Tapestry of Faith: Heeding the Call: A Program on Justicemaking for Junior High School Youth

It's Up to Us

Adapted from "The Real Heroes and Sheroes of New Orleans" by Lorrie Beth Slonsky and Larry Bradshaw. Original story appeared in the Socialist Worker.

The sixth strongest Atlantic hurricane ever recorded, Katrina devastated the Gulf Coast region in August, 2005. In the city of New Orleans alone, the failure of the levee system caused 80 percent of the city to flood. Families were trapped in attics and on roofs in sweltering heat for over one week in some places. The injustices of poverty, racism and political corruption were well documented in the region before Katrina hit. There were also concerns about environmental injustice given that the coastal wetlands and bayous which provided a buffer against surges brought on by hurricanes had been carved up to create shipping canals for the many industries in the region, especially the oil refineries. These canals destroyed the natural protection the people in the region once had. While the news focused on the people stranded on rooftops and the slow response of government agencies, there was another story to the disaster that most cameras did not show: the story of people coming together and working together. Lorrie Beth Slonsky and Larry Bradshaw were two medical workers trapped in New Orleans following Hurricane Katrina. This is what they witnessed:

"What you did not see on television were the real heroes and sheroes of the hurricane relief effort: the working class of New Orleans. The maintenance workers who used a forklift to carry the sick and disabled. The engineers who rigged, nurtured and kept the generators running. The electricians who improvised thick extension cords stretching over blocks to share the little electricity we had in order to free cars stuck on rooftop parking lots. Nurses who took over for mechanical ventilators and spent many hours on end manually forcing air into the lungs of unconscious patients to keep them alive. Doormen who rescued folks stuck in elevators. Refinery workers who broke into boat yards, 'stealing' boats to rescue their neighbors clinging to their roofs in flood waters. Mechanics who helped hotwire any car that could be found to ferry people out of the city. And the food service workers who scoured the commercial kitchens, improvising communal meals for hundreds of those stranded."

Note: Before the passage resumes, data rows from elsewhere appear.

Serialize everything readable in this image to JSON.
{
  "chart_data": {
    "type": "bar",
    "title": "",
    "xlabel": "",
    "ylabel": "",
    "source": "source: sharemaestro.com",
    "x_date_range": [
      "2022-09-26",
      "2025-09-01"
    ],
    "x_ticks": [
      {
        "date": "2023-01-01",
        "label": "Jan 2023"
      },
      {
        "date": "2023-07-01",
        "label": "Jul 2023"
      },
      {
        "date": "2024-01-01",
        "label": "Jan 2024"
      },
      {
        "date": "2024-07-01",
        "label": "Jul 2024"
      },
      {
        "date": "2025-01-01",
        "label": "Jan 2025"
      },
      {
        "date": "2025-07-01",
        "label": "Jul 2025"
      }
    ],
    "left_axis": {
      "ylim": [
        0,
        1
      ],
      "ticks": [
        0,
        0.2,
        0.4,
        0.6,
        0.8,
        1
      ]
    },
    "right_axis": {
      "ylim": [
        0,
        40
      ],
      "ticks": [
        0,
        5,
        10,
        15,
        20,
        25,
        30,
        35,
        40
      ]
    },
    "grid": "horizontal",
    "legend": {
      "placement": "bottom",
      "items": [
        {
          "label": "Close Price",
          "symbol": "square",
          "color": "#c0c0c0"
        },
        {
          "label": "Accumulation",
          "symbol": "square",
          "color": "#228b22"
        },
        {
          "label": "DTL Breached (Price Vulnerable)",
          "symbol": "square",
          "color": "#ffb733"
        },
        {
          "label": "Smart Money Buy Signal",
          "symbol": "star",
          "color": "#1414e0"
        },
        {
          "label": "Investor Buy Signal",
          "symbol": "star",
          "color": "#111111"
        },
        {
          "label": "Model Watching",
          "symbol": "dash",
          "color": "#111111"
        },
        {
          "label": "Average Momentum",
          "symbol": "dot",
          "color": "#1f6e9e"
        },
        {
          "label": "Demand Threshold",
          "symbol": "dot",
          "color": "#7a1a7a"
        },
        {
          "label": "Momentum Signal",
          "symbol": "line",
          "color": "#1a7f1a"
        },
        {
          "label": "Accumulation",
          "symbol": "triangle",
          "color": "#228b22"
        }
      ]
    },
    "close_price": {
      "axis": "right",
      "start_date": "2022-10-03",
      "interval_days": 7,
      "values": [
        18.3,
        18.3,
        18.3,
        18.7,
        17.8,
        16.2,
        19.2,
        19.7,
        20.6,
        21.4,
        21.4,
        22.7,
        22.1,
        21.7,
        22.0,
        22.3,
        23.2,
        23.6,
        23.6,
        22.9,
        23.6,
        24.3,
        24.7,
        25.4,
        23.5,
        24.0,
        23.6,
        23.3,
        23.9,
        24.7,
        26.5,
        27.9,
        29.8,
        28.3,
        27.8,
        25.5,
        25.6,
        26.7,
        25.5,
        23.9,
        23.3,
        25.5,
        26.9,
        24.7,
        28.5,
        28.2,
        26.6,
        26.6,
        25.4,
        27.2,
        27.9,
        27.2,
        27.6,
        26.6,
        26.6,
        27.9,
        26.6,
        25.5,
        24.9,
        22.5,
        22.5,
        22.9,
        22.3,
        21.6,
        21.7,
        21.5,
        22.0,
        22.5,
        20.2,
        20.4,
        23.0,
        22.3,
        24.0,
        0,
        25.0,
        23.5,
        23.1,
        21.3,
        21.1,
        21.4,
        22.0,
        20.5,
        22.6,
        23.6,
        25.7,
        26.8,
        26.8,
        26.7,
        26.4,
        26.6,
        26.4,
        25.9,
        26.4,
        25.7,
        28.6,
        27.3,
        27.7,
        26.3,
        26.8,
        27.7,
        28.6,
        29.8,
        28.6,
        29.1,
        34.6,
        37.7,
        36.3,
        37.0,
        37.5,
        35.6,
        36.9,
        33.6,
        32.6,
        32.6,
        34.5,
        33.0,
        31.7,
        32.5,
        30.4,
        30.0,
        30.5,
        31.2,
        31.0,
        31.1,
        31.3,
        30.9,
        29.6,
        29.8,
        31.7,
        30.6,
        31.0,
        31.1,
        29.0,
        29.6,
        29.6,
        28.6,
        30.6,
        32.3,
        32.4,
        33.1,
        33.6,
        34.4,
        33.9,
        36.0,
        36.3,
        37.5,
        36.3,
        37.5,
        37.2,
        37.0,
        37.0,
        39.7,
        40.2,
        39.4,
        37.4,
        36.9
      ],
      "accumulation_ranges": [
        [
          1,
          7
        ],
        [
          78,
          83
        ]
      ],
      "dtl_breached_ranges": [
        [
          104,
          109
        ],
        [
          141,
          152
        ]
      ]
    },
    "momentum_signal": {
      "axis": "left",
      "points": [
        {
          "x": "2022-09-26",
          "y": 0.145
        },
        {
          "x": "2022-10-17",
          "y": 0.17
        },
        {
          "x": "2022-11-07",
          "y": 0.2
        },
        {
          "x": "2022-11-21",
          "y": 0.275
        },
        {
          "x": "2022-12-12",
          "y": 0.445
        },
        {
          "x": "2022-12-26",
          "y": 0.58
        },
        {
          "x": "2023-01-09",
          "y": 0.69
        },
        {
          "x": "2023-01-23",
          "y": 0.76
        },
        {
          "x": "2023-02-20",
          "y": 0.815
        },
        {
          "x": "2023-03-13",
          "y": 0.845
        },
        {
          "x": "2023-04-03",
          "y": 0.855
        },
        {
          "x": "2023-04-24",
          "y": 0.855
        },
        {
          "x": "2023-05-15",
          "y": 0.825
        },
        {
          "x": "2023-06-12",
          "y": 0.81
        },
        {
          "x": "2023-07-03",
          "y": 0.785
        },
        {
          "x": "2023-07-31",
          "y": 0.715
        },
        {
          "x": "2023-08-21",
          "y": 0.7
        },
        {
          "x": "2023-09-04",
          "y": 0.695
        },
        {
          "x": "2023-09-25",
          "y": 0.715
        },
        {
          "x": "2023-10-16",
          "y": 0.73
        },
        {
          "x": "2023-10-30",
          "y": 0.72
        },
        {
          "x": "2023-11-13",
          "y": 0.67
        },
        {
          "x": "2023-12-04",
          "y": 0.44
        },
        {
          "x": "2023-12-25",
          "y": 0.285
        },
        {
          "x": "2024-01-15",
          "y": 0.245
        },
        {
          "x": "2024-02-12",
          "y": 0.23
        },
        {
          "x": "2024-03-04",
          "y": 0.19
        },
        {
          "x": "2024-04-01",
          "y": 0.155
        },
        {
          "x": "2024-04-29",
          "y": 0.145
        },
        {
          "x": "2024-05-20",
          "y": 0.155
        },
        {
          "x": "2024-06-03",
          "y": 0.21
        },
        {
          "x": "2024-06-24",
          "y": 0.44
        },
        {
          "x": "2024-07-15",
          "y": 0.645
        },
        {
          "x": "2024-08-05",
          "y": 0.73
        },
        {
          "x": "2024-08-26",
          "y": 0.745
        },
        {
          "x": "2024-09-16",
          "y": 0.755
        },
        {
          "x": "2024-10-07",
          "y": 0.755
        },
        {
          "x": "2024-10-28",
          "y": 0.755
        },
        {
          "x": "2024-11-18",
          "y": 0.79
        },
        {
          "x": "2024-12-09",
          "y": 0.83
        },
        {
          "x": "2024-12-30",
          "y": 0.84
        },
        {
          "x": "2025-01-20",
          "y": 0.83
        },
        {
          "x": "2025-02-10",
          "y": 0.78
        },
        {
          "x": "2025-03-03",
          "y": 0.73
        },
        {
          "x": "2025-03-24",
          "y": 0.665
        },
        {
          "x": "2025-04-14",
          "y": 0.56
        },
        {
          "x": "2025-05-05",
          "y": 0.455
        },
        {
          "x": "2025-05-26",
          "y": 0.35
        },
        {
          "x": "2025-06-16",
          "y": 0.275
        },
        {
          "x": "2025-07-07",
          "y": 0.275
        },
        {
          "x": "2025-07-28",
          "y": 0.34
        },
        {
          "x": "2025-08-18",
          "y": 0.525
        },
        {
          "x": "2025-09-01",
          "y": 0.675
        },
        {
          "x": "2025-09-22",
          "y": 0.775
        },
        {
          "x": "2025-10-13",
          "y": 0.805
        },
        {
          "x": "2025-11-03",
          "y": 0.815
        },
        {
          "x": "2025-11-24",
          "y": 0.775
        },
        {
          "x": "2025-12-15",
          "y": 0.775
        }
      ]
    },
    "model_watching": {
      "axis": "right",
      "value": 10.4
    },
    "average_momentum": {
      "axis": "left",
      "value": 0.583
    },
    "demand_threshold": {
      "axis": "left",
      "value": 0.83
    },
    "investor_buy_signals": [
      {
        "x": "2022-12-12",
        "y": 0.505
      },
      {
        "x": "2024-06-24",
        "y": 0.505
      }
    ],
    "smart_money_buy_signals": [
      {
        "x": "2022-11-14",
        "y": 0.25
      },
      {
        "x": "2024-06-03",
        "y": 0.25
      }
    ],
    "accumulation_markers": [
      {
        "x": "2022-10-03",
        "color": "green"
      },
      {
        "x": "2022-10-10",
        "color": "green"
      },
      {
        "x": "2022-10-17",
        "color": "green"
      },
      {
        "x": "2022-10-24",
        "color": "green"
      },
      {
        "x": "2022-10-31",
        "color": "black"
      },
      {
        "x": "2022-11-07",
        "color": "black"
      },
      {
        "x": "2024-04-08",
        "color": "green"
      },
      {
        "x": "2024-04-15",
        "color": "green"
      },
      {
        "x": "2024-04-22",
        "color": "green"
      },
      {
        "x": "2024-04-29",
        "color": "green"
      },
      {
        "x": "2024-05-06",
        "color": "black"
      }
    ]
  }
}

Lorrie Beth and Larry helped organize a group of several hundred stranded survivors. Their first camp was broken up by police at gunpoint. Then they were told that busses were waiting in the neighboring town of Gretna to transport survivors to safety. When they tried to cross the bridge to Gretna, the Gretna police blocked their way at gunpoint and forced them to walk in the sweltering heat back into the ruins of New Orleans. So they found an area beneath an overpass and began building yet another camp.

"Our little encampment began to blossom. Someone 'stole' a water delivery truck and brought it up to us. An Army truck lost a couple of pallets of C-rations on a tight turn and we ferried the food back to our camp in shopping carts.

Now—secure with these two necessities, food and water—cooperation, community and imagination flowered. We organized a clean-up and hung garbage bags from the rebar poles. We made beds from wood pallets and cardboard. We designated a storm drain as the bathroom, and the kids built an elaborate enclosure for privacy out of plastic, broken umbrellas and other scraps. We even organized a food-recycling system where individuals could swap parts of C-rations (applesauce for babies and candies for kids).

This was something we saw repeatedly in the aftermath of Katrina. When individuals had to fight to find food or water, it meant looking out for yourself. You had to do whatever it took to find water for your kids or food for your parents. But when these basic needs were met, people began to look out for each other, working together and constructing a community."

The devastation and injustice of Hurricane Katrina showed us many things. Including what we are capable of when we rely on our strengths and look out for one another.